The Scorpion Stingerette,vintage sled,Marilyn Vallier,Naubinway
The Scorpion Stingerette,vintage sled,Marilyn Vallier,Naubinway

Vintage Sled of the Month: The Scorpion Stingerette

First, I want to do a little something special this month. Before we get into the whole thing about the Stingerette, I want to give a shout out to a very special lady. She is Marilyn Vallier, a curator of the Top of The Lake Snowmobile Museum in Naubinway, which is perhaps the best snowmobile museum in the Great Lakes area and one of the best in the world.

Marilyn has been there since the start. Her husband, Charlie, is a founder of the Naubinway Antique and Vintage Snowmobile Show, the forerunner of today’s Top of the Lake Antique Snowmobile Show and Ride, and the show that led to the start of the museum.

From the start, Marilyn was always very involved. Since the doors opened, she has been the happy, smiling face most people see when they enter the museum. She puts in countless hours behind the receptionist desk.

Also, from years of accompanying Charlie literally all over the U.S. and Canada following shows and leads on old snowmobiles, she has become something of an expert herself. However, most times, it is Charlie that everyone talks about.

Marilyn Vallier of Top of The Lake Snowmobile Museum in Naubinway
Marilyn Vallier

But, for this issue, we are saluting the Women of Snowmobiling, and I want to give a huge salute to Marilyn Vallier, one of the unsung heroes of the snowmobiling world.
She also does the museum’s newsletter and helps do most of the shows the museum attends, such as the recent Eagle River Derby Show.

Along with Charlie, she packs and unpacks the trailer … pretty much endlessly as they go from event to event. But, at each event, and always at the museum, she comes across with her huge smile and a very warm welcome to all.

So, this month, stop into the museum in Naubinway and give her a big “thank you.” Without her, this museum would not be the same.

Now, back to our regularly scheduled column: the Stingerette.

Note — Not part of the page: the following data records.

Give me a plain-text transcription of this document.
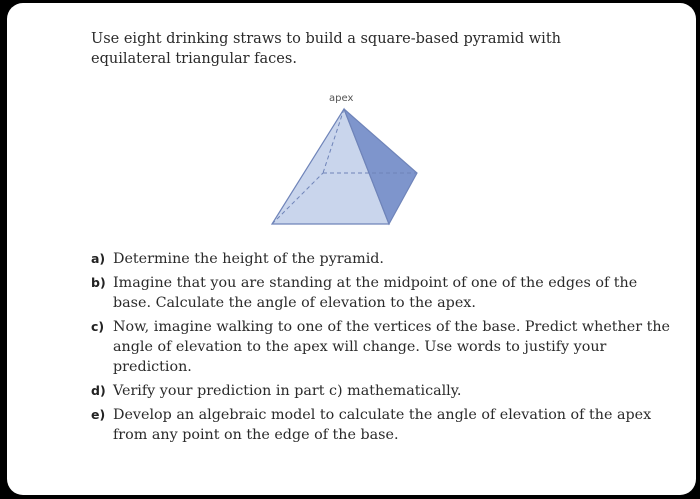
Use eight drinking straws to build a square-based pyramid with equilateral triangular faces.

apex
a) Determine the height of the pyramid.
b) Imagine that you are standing at the midpoint of one of the edges of the base. Calculate the angle of elevation to the apex.
c) Now, imagine walking to one of the vertices of the base. Predict whether the angle of elevation to the apex will change. Use words to justify your prediction.
d) Verify your prediction in part c) mathematically.
e) Develop an algebraic model to calculate the angle of elevation of the apex from any point on the edge of the base.
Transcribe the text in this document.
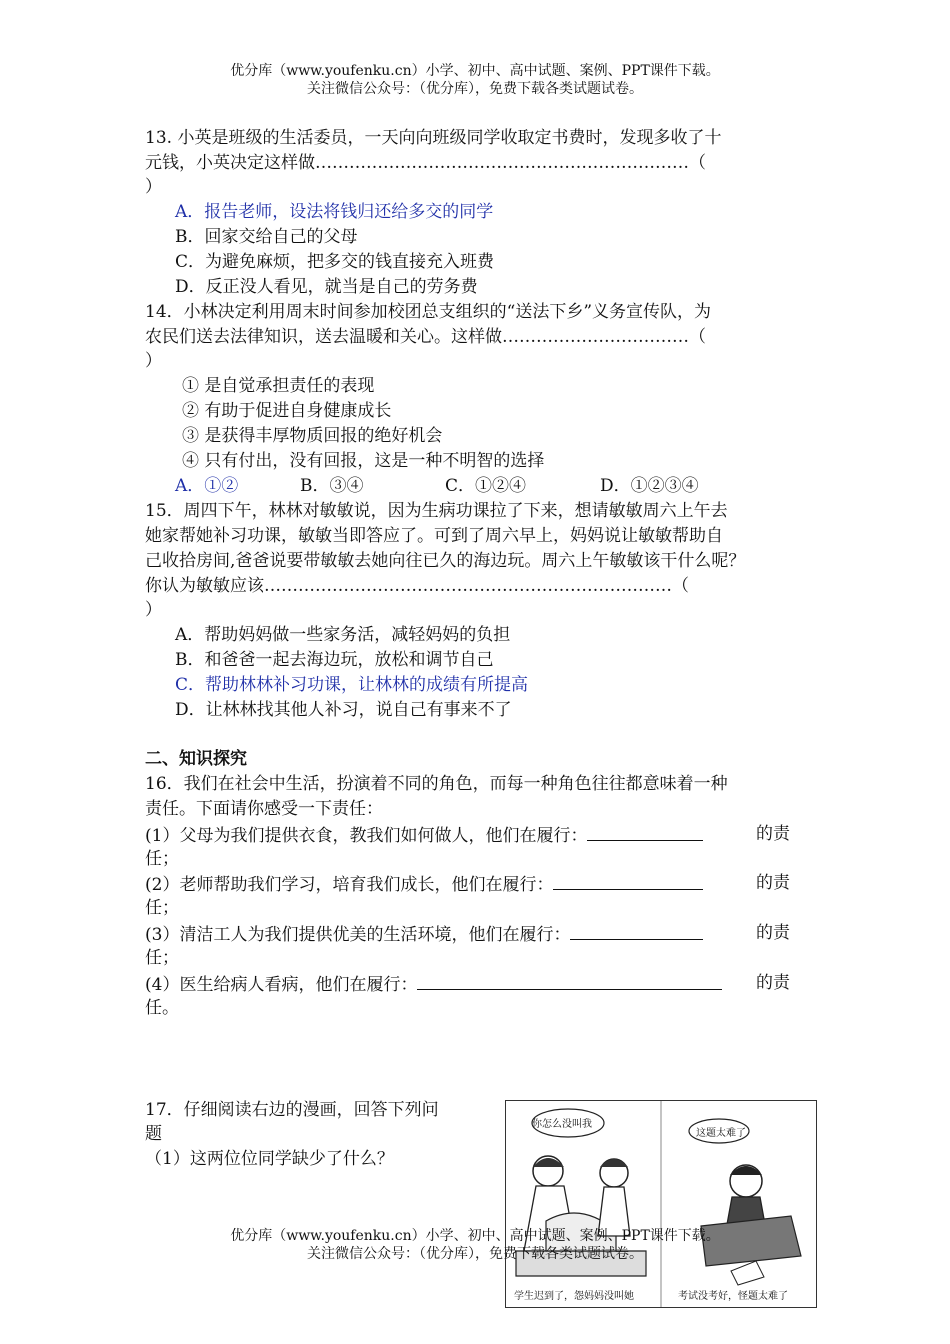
优分库（www.youfenku.cn）小学、初中、高中试题、案例、PPT课件下载。
关注微信公众号：（优分库），免费下载各类试题试卷。
13. 小英是班级的生活委员，一天向向班级同学收取定书费时，发现多收了十
元钱，小英决定这样做…………………………………………………………（
）
A．报告老师，设法将钱归还给多交的同学
B．回家交给自己的父母
C．为避免麻烦，把多交的钱直接充入班费
D．反正没人看见，就当是自己的劳务费
14．小林决定利用周末时间参加校团总支组织的“送法下乡”义务宣传队，为
农民们送去法律知识，送去温暖和关心。这样做……………………………（
）
① 是自觉承担责任的表现
② 有助于促进自身健康成长
③ 是获得丰厚物质回报的绝好机会
④ 只有付出，没有回报，这是一种不明智的选择
A．①②	B．③④	C．①②④	D．①②③④
15．周四下午，林林对敏敏说，因为生病功课拉了下来，想请敏敏周六上午去
她家帮她补习功课，敏敏当即答应了。可到了周六早上，妈妈说让敏敏帮助自
己收拾房间,爸爸说要带敏敏去她向往已久的海边玩。周六上午敏敏该干什么呢？
你认为敏敏应该………………………………………………………………（
）
A．帮助妈妈做一些家务活，减轻妈妈的负担
B．和爸爸一起去海边玩，放松和调节自己
C．帮助林林补习功课，让林林的成绩有所提高
D．让林林找其他人补习，说自己有事来不了
二、知识探究
16．我们在社会中生活，扮演着不同的角色，而每一种角色往往都意味着一种
责任。下面请你感受一下责任：
(1）父母为我们提供衣食，教我们如何做人，他们在履行：	的责
任；
(2）老师帮助我们学习，培育我们成长，他们在履行：	的责
任；
(3）清洁工人为我们提供优美的生活环境，他们在履行：	的责
任；
(4）医生给病人看病，他们在履行：	的责
任。
17．仔细阅读右边的漫画，回答下列问
题
（1）这两位位同学缺少了什么？
你怎么没叫我
这题太难了
学生迟到了，怨妈妈没叫她	考试没考好，怪题太难了
优分库（www.youfenku.cn）小学、初中、高中试题、案例、PPT课件下载。
关注微信公众号：（优分库），免费下载各类试题试卷。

Most of you diehard sledders might already have heard of the Scorpion. Back in the day, they were a very popular sled. They were made from about the early 1960s until about 1981. Then, Arctic Cat bought the Scorpion. When Arctic Cat had some issues, like a bankruptcy, the Scorpion brand was dropped, except for a brief return in 2000-2001.

The Scorpion’s real glory days were the 1960s and 1970s. Then, they were one of the top sleds on the market.

Vintage sled, the Stingerette

The Scorpion Stingerette,vintage sled,Marilyn Vallier,Naubinway

Scorpion began back in about 1959, when three guys, Glen Gutzman, Eugene Harrison and his son, Richard, formed a company called Trail A Sled.

They started out selling what was basically an air boat made for snow, driven by a propeller. Then they noticed the “tracked snowmobile” that J. Armand Bombarier was selling.

They decided this was going to be the future of snow travel.

So, they started to produce snowmobiles. They had their first prototype in 1961. They worked with it for a couple years, while still making and selling their Trail A Sled machines. Then, in something of a story from that era, Glen literally strapped the company’s one and only snowmobile to the top of his Volkswagen and headed out. He came back with a contract for 100 sleds — and the Scorpion was born.

They then became one of the bigger sled makers of the Golden Age of snowmobiling. They sold a lot of sleds, with a lot of different models and designs.

In 1972, they came out with something totally different — the Stingerette. This was made and designed specifically for women, which had never been done before.

You have to remember that back then gender-based role models were still very much the norm. Dad went to work; Mom stayed home and took care of the house and kids. Doctors were male; nurses were female. And on and on. And snowmobiles were mostly a “man” thing.

With many companies making snowmobiles, everyone was looking for new markets. Wanting to be innovators, the makers of the Scorpion wanted to get into a market that had not been addressed, namely women. So, of course, they came out with a pink sled. Called Midnight Sun Magenta, the color was one women would love — or so they hoped.

They also had a few different designs. First, they made them with lower compression engines that were easier to start. And they made them more stable, plus a few other options. But the biggest design was the hot pink color.

Yet the women back then were not all silly and giddy over this idea. They never quite took off the way the makers thought they would, and the run was short. The last were made in 1974.

But they were the first sleds designed for women, and this led to the idea that women like to ride sleds, too. So, this sled really does have a place in snowmobiling history. It was the first acknowledgement by a major manufacturer that they were looking at women as sledders.

Something we take for granted today, with a little help from the Stingerette.

If you want to see one of these sleds in person, you can find a 1972 Stingerette at the museum in Naubinway. And, as mentioned earlier, stop in and say “hi” and “thank you” to Marilyn. In honor of Breast Cancer Awareness Month, please help us honor the women of snowmobiling.